KPJ Healthcare - Still Hungry for Growth; Maintain BUY

Date: 
2024-08-30
Firm: 
RHB-OSK
Stock: 
Price Target: 
2.13
Price Call: 
BUY
Last Price: 
1.88
Upside/Downside: 
+0.25 (13.30%)
  • Keep BUY, with a lower MYR2.13 TP from MYR2.14, 15% upside. We walked away from KPJ Healthcare’s 2Q24 post results briefing feeling positive on its 2H24 prospects. We expect KPJ’s profitability to improve as its flagship hospital Damansara Specialist Hospital 2 (DSH2) remains well on track to see narrower LBT, thanks to better operating leverage. Our DCF- derived TP represents 15x 2024F EV/EBITDA, 2SD above its 5-year historical EV/EBITDA average of 12x. Our TP includes a 2% ESG premium.
  • Key takeaways. To recap, KPJ posted a robust set of operating statistics in 2Q24 as hospital activities picked up post Aidilfitri period in April. Hospital activities increased steadily (+14% YoY) as the group saw a better patient case mix on the back of 9% YoY increase in surgeries conducted. Management highlighted nurse shortages are now less severe than 2023 as KPJ looks to ramp up recruitment for sub-specialty specialists in 2H24. This corresponds with its bed expansion target of 300-380 beds (by 2H24) and the group’s rebranding exercise to upscale its hospital services.
  • Hospitals under gestation.

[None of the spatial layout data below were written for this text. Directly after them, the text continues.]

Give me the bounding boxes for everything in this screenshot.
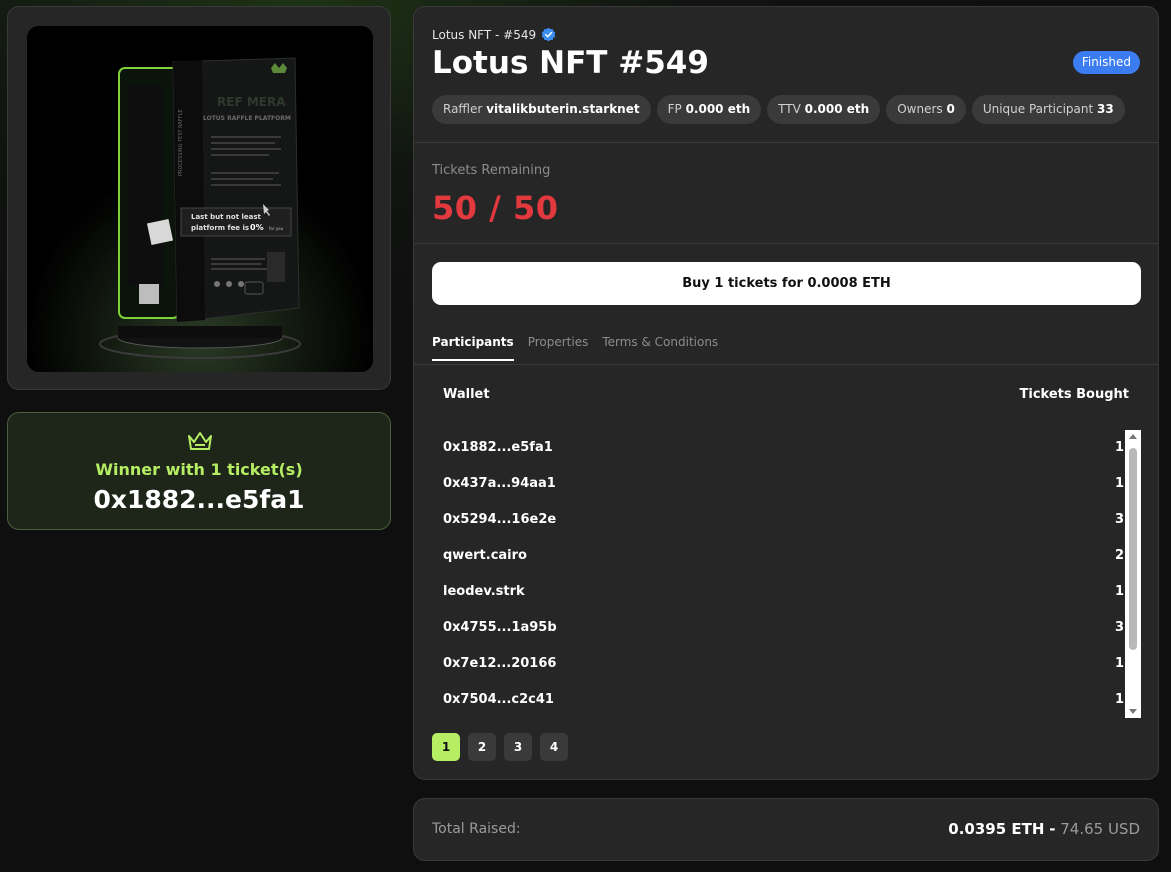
wallet-cell[interactable]: 0x4755...1a95b <box>443 620 557 635</box>
chip-floor-price: FP 0.000 eth <box>656 95 762 124</box>
verified-badge-icon <box>541 27 556 42</box>
chip-value: 33 <box>1097 102 1114 116</box>
nft-artwork: REF MERA LOTUS RAFFLE PLATFORM Last but … <box>27 26 373 372</box>
scroll-up-arrow-icon[interactable] <box>1129 434 1137 439</box>
chip-label: Raffler <box>443 102 483 116</box>
table-row: qwert.cairo 2 <box>432 539 1124 575</box>
table-row: 0x4755...1a95b 3 <box>432 611 1124 647</box>
status-badge: Finished <box>1072 51 1140 74</box>
chip-owners: Owners 0 <box>886 95 966 124</box>
tabs: Participants Properties Terms & Conditio… <box>432 335 718 361</box>
tickets-cell: 1 <box>1114 656 1124 671</box>
table-row: 0x7e12...20166 1 <box>432 647 1124 683</box>
tickets-remaining-label: Tickets Remaining <box>432 163 551 178</box>
participants-table: 0x1882...e5fa1 1 0x437a...94aa1 1 0x5294..… <box>432 431 1124 719</box>
participants-scrollbar[interactable] <box>1125 430 1141 718</box>
chip-value: 0 <box>946 102 955 116</box>
total-raised-label: Total Raised: <box>432 821 521 837</box>
wallet-cell[interactable]: qwert.cairo <box>443 548 527 563</box>
column-header-tickets: Tickets Bought <box>1019 387 1130 402</box>
scroll-down-arrow-icon[interactable] <box>1129 709 1137 714</box>
winner-card: Winner with 1 ticket(s) 0x1882...e5fa1 <box>7 412 391 530</box>
chip-value: vitalikbuterin.starknet <box>486 102 640 116</box>
tickets-cell: 3 <box>1114 620 1124 635</box>
total-raised-eth: 0.0395 ETH <box>948 820 1045 838</box>
total-raised-value: 0.0395 ETH - 74.65 USD <box>948 820 1140 838</box>
wallet-cell[interactable]: 0x5294...16e2e <box>443 512 556 527</box>
wallet-cell[interactable]: 0x1882...e5fa1 <box>443 440 553 455</box>
card-note-suffix: for you <box>269 226 284 231</box>
wallet-cell[interactable]: 0x7e12...20166 <box>443 656 556 671</box>
collection-subtitle: Lotus NFT - #549 <box>432 27 556 42</box>
tickets-cell: 2 <box>1114 548 1124 563</box>
table-row: 0x7504...c2c41 1 <box>432 683 1124 719</box>
chip-label: FP <box>667 102 682 116</box>
card-note-line1: Last but not least <box>191 213 262 221</box>
tickets-cell: 1 <box>1114 440 1124 455</box>
wallet-cell[interactable]: leodev.strk <box>443 584 525 599</box>
card-note-highlight: 0% <box>250 223 264 232</box>
card-spine-text: PROCESSING TEST RAFFLE <box>178 109 184 176</box>
page-button-2[interactable]: 2 <box>468 733 496 761</box>
wallet-cell[interactable]: 0x7504...c2c41 <box>443 692 554 707</box>
stats-chips: Raffler vitalikbuterin.starknet FP 0.000… <box>432 95 1125 124</box>
chip-label: TTV <box>778 102 801 116</box>
tickets-cell: 1 <box>1114 476 1124 491</box>
chip-label: Owners <box>897 102 943 116</box>
total-raised-card: Total Raised: 0.0395 ETH - 74.65 USD <box>413 798 1159 861</box>
table-row: 0x1882...e5fa1 1 <box>432 431 1124 467</box>
card-heading-text: REF MERA <box>217 95 286 109</box>
tab-properties[interactable]: Properties <box>528 335 589 361</box>
tab-participants[interactable]: Participants <box>432 335 514 361</box>
collection-name: Lotus NFT - #549 <box>432 27 537 42</box>
page-title: Lotus NFT #549 <box>432 45 709 81</box>
divider <box>414 243 1158 244</box>
total-raised-usd: 74.65 USD <box>1060 820 1140 838</box>
table-row: leodev.strk 1 <box>432 575 1124 611</box>
tickets-cell: 3 <box>1114 512 1124 527</box>
tab-terms-conditions[interactable]: Terms & Conditions <box>602 335 718 361</box>
pagination: 1 2 3 4 <box>432 733 568 761</box>
table-row: 0x5294...16e2e 3 <box>432 503 1124 539</box>
tabs-divider <box>414 364 1158 365</box>
table-row: 0x437a...94aa1 1 <box>432 467 1124 503</box>
card-subheading-text: LOTUS RAFFLE PLATFORM <box>203 115 291 122</box>
tickets-remaining-value: 50 / 50 <box>432 189 559 227</box>
scroll-thumb[interactable] <box>1129 448 1137 650</box>
buy-tickets-button[interactable]: Buy 1 tickets for 0.0008 ETH <box>432 262 1141 305</box>
total-raised-separator: - <box>1049 820 1056 838</box>
nft-image: REF MERA LOTUS RAFFLE PLATFORM Last but … <box>27 26 373 372</box>
card-note-line2: platform fee is <box>191 224 249 232</box>
column-header-wallet: Wallet <box>443 387 490 402</box>
winner-label: Winner with 1 ticket(s) <box>95 460 303 479</box>
chip-value: 0.000 eth <box>685 102 751 116</box>
tickets-cell: 1 <box>1114 692 1124 707</box>
winner-address: 0x1882...e5fa1 <box>93 485 305 514</box>
chip-ttv: TTV 0.000 eth <box>767 95 881 124</box>
chip-label: Unique Participant <box>982 102 1094 116</box>
wallet-cell[interactable]: 0x437a...94aa1 <box>443 476 556 491</box>
nft-image-card: REF MERA LOTUS RAFFLE PLATFORM Last but … <box>7 6 391 390</box>
page-button-1[interactable]: 1 <box>432 733 460 761</box>
chip-raffler[interactable]: Raffler vitalikbuterin.starknet <box>432 95 651 124</box>
raffle-details-card: Lotus NFT - #549 Lotus NFT #549 Finished… <box>413 6 1159 780</box>
divider <box>414 142 1158 143</box>
page-button-3[interactable]: 3 <box>504 733 532 761</box>
tickets-cell: 1 <box>1114 584 1124 599</box>
chip-value: 0.000 eth <box>804 102 870 116</box>
chip-unique-participants: Unique Participant 33 <box>971 95 1125 124</box>
page-button-4[interactable]: 4 <box>540 733 568 761</box>
crown-icon <box>188 432 212 450</box>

Five hospitals under gestation reported a narrower LBT of MYR10m during 2Q24 (1H24 LBT: MYR35m), after registering MYR25m LBT in 1Q24. Positively, four of the five hospitals are already generating positive EBITDA since January, based on improvement in operating efficiency. DSH2’s average revenue per month grew to MYR10m in 2Q24 vs MYR3-4m in 2023. DSH2’s key success is anchored by higher intensity treatment offered (ie robotic Da Vinci XI surgery and minimally invasive cardiac surgery) with the help of advanced medical equipment.

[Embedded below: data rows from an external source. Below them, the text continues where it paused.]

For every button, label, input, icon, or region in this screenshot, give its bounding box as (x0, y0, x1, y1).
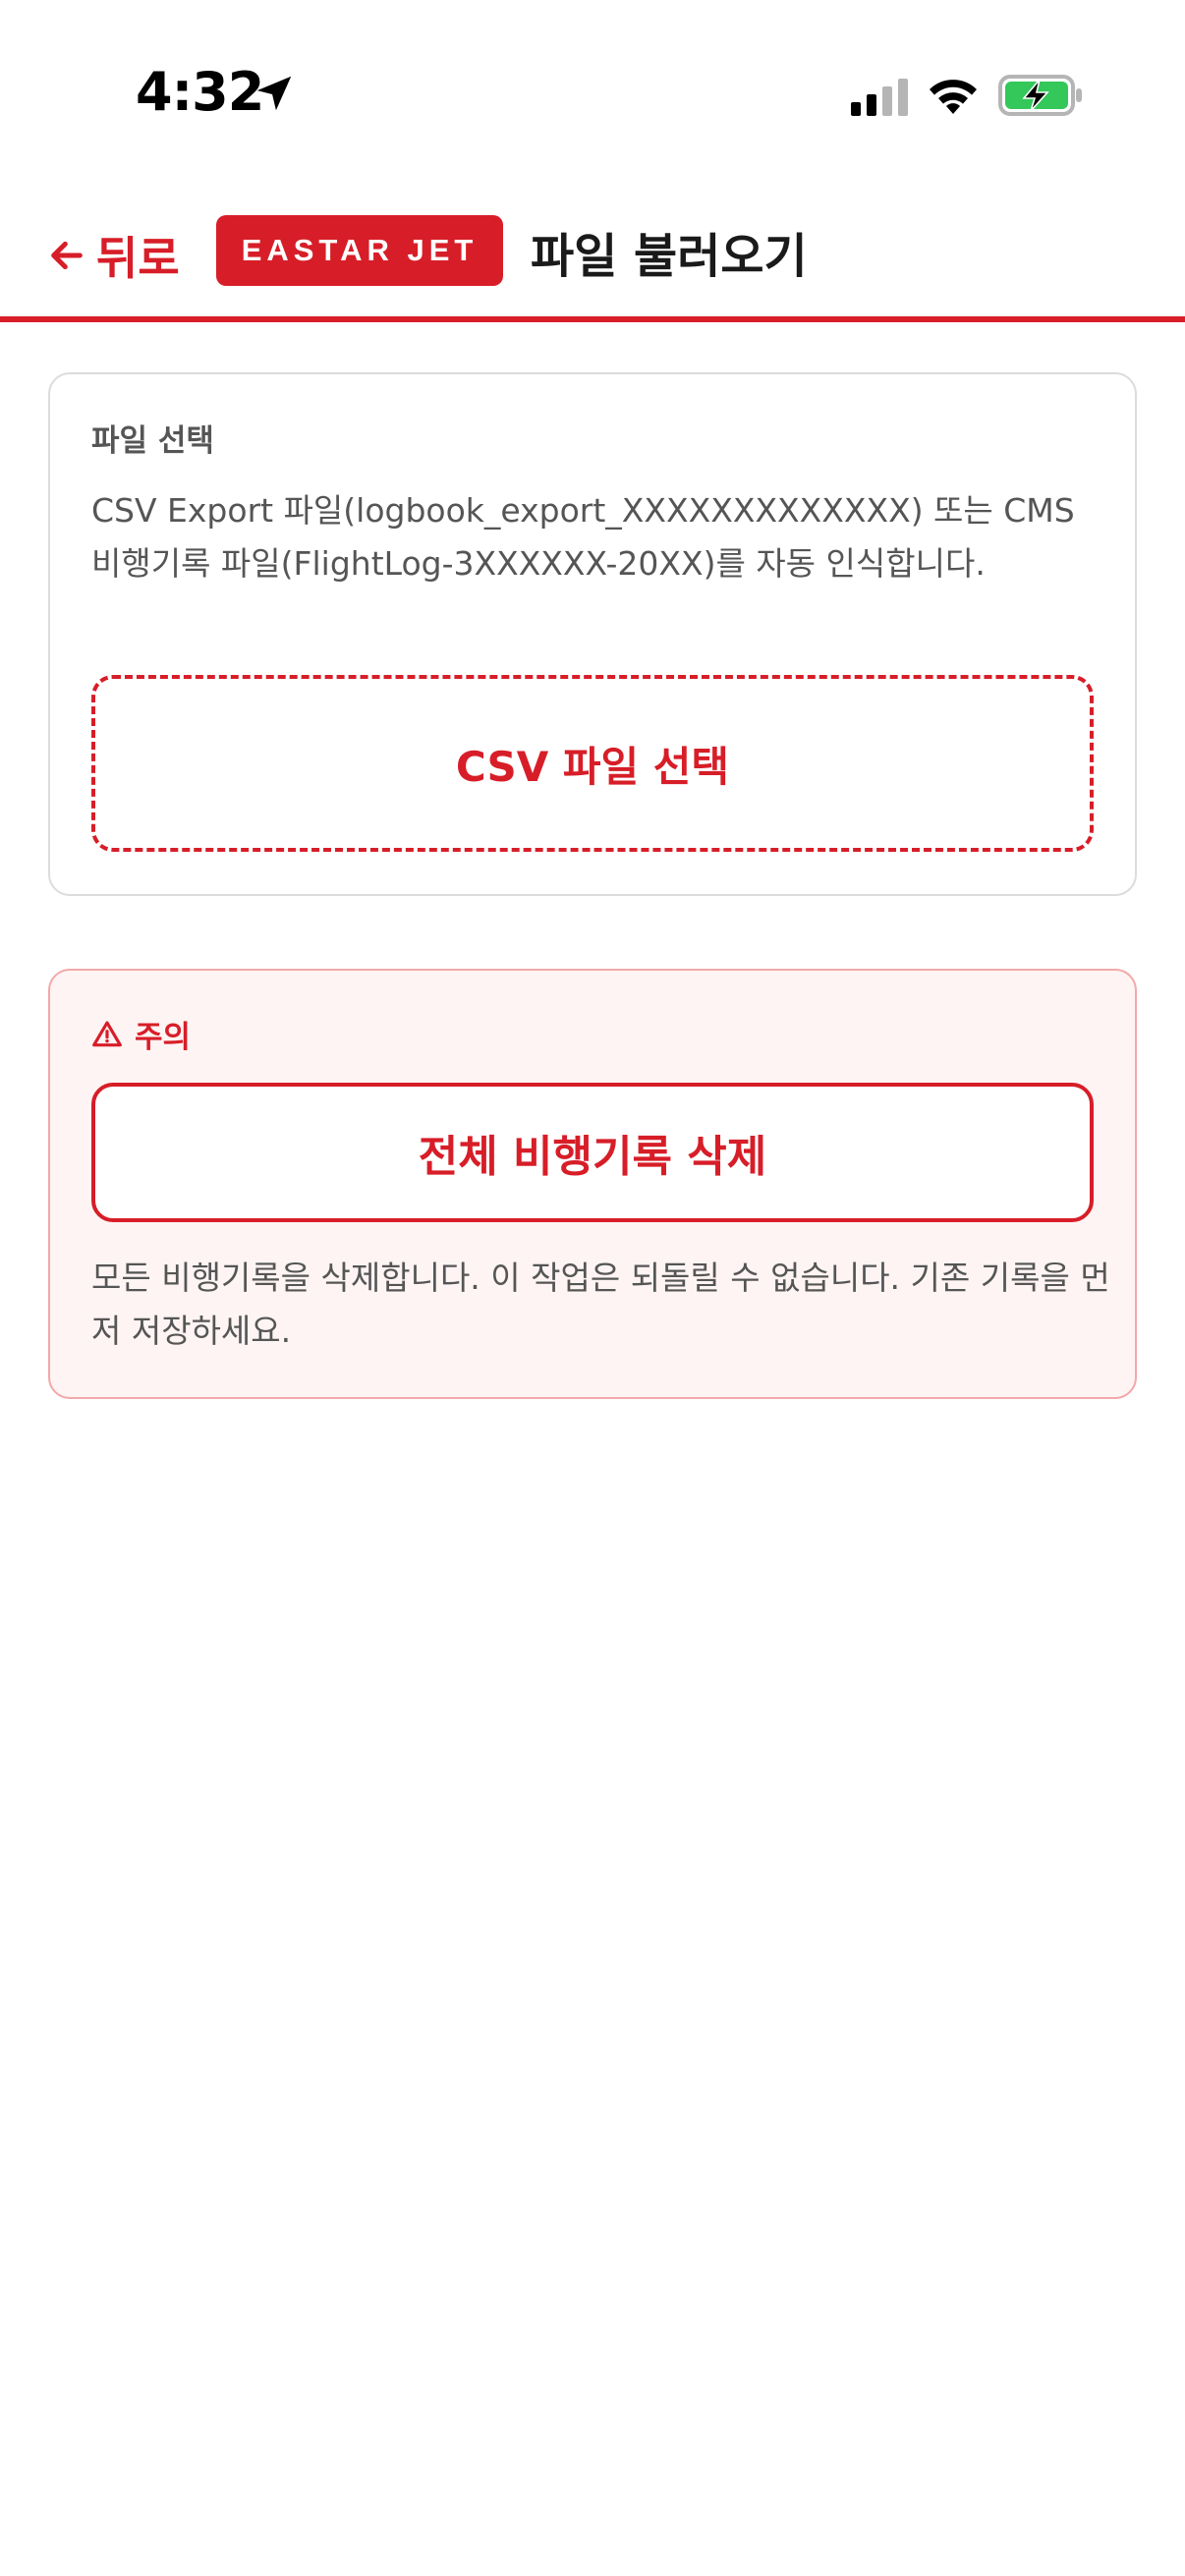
signal-icon (851, 79, 908, 116)
location-arrow-icon (256, 76, 292, 111)
back-button[interactable]: 뒤로 (47, 216, 180, 295)
brand-logo: EASTAR JET (216, 215, 503, 286)
status-bar: 4:32 (0, 0, 1185, 187)
arrow-left-icon (51, 241, 83, 270)
wifi-icon (930, 80, 977, 114)
warning-label: 주의 (91, 1012, 191, 1056)
status-time: 4:32 (136, 61, 264, 123)
file-select-card: 파일 선택 CSV Export 파일(logbook_export_XXXXX… (48, 372, 1137, 896)
back-button-label: 뒤로 (96, 232, 180, 285)
battery-charging-icon (998, 75, 1082, 116)
csv-file-select-button[interactable]: CSV 파일 선택 (91, 675, 1094, 852)
header-divider (0, 316, 1185, 322)
warning-card: 주의 전체 비행기록 삭제 모든 비행기록을 삭제합니다. 이 작업은 되돌릴 … (48, 969, 1137, 1399)
file-select-description: CSV Export 파일(logbook_export_XXXXXXXXXXX… (91, 491, 1075, 583)
warning-description: 모든 비행기록을 삭제합니다. 이 작업은 되돌릴 수 없습니다. 기존 기록을… (91, 1259, 1110, 1350)
delete-all-records-button[interactable]: 전체 비행기록 삭제 (91, 1083, 1094, 1222)
app-header: 뒤로 EASTAR JET 파일 불러오기 (0, 187, 1185, 324)
page-title: 파일 불러오기 (531, 229, 808, 284)
warning-label-text: 주의 (135, 1020, 192, 1055)
file-select-label: 파일 선택 (91, 423, 214, 459)
warning-icon (92, 1020, 122, 1046)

  • Health tourism (HT). KPJ recorded HT revenue of MYR56m in 2Q24, representing 24% YoY growth (+10% QoQ) premised on higher influx of patients from Indonesia. Management has set an ambitious target of achieving 20% HT revenue contribution to the group in the next two years (from the current 6%) by leveraging on establishing a centre of excellence in each of its flagship hospitals, driving growth from new market (Middle East patients visiting DSH2) as well as strengthening its local presence in Indonesia by setting up representative offices and recruitment of agents.

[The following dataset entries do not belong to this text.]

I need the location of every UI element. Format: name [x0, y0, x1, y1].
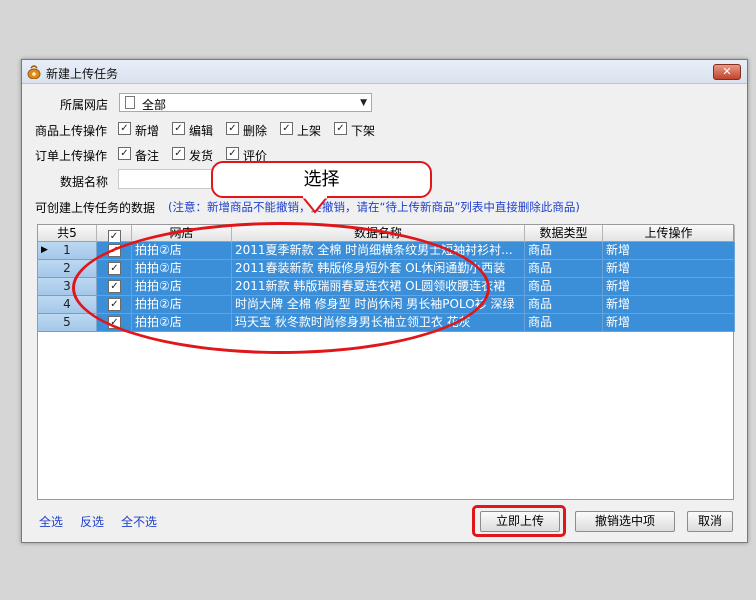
goods-op-label: 商品上传操作	[35, 124, 108, 138]
row-upload-op: 新增	[603, 278, 735, 296]
header-data-type[interactable]: 数据类型	[525, 225, 603, 242]
row-upload-op: 新增	[603, 314, 735, 332]
header-select-all-checkbox[interactable]: ✓	[97, 225, 132, 243]
goods-op-delete-label: 删除	[243, 124, 268, 138]
cancel-button[interactable]: 取消	[687, 511, 733, 532]
goods-op-add-label: 新增	[135, 124, 160, 138]
row-data-type: 商品	[525, 260, 603, 278]
title-bar: 新建上传任务 ✕	[22, 60, 747, 84]
row-number: ▶ 1	[38, 242, 97, 260]
list-label: 可创建上传任务的数据	[35, 201, 156, 215]
selection-highlight-ellipse	[72, 222, 490, 354]
goods-op-delist-label: 下架	[351, 124, 376, 138]
select-none-link[interactable]: 全不选	[121, 513, 157, 530]
goods-op-edit-checkbox[interactable]: ✓	[172, 122, 185, 135]
window-title: 新建上传任务	[46, 67, 119, 81]
select-all-link[interactable]: 全选	[39, 513, 63, 530]
goods-op-delete-checkbox[interactable]: ✓	[226, 122, 239, 135]
goods-op-delist-checkbox[interactable]: ✓	[334, 122, 347, 135]
order-op-label: 订单上传操作	[35, 149, 108, 163]
close-button[interactable]: ✕	[713, 64, 741, 80]
row-data-type: 商品	[525, 314, 603, 332]
undo-selected-button[interactable]: 撤销选中项	[575, 511, 675, 532]
order-op-rate-checkbox[interactable]: ✓	[226, 147, 239, 160]
current-row-arrow-icon: ▶	[41, 245, 48, 255]
order-op-remark-label: 备注	[135, 149, 160, 163]
data-name-label: 数据名称	[60, 175, 109, 189]
goods-op-list-checkbox[interactable]: ✓	[280, 122, 293, 135]
row-number: 5	[38, 314, 97, 332]
row-data-type: 商品	[525, 242, 603, 260]
order-op-ship-label: 发货	[189, 149, 214, 163]
row-data-type: 商品	[525, 296, 603, 314]
goods-op-list-label: 上架	[297, 124, 322, 138]
shop-select-value: 全部	[142, 98, 167, 112]
row-data-type: 商品	[525, 278, 603, 296]
invert-selection-link[interactable]: 反选	[80, 513, 104, 530]
note-text: (注意：新增商品不能撤销，要撤销，请在“待上传新商品”列表中直接删除此商品)	[168, 200, 580, 214]
shop-label: 所属网店	[60, 98, 109, 112]
row-upload-op: 新增	[603, 260, 735, 278]
goods-op-edit-label: 编辑	[189, 124, 214, 138]
app-bag-icon	[27, 65, 41, 79]
order-op-remark-checkbox[interactable]: ✓	[118, 147, 131, 160]
header-upload-op[interactable]: 上传操作	[603, 225, 735, 242]
select-callout: 选择	[211, 161, 432, 198]
order-op-ship-checkbox[interactable]: ✓	[172, 147, 185, 160]
chevron-down-icon: ▼	[360, 98, 367, 108]
header-count: 共5	[38, 225, 97, 242]
row-upload-op: 新增	[603, 296, 735, 314]
document-icon	[125, 96, 135, 109]
shop-select[interactable]: 全部 ▼	[119, 93, 372, 112]
goods-op-add-checkbox[interactable]: ✓	[118, 122, 131, 135]
data-name-input[interactable]	[118, 169, 218, 189]
callout-pointer	[300, 196, 330, 214]
upload-button-highlight	[472, 505, 566, 537]
row-upload-op: 新增	[603, 242, 735, 260]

  • Earnings revision and valuation. We trimmed our 2024-25 earnings estimate by 3% and 2% after some housekeeping. Post adjustment, our TP is now lower to MYR2.13, which implies 15x EV/EBITDA, 2SD above its 5-year historical average. We like KPJ given the group’s solid execution in turning around its hospitals under gestation (offering room for margin improvement), potential opportunities to be unlocked via expansion into HT segment, and upscaling existing hospitals into tertiary care centres (enabling KPJ to tap into more complex and uncommon procedures).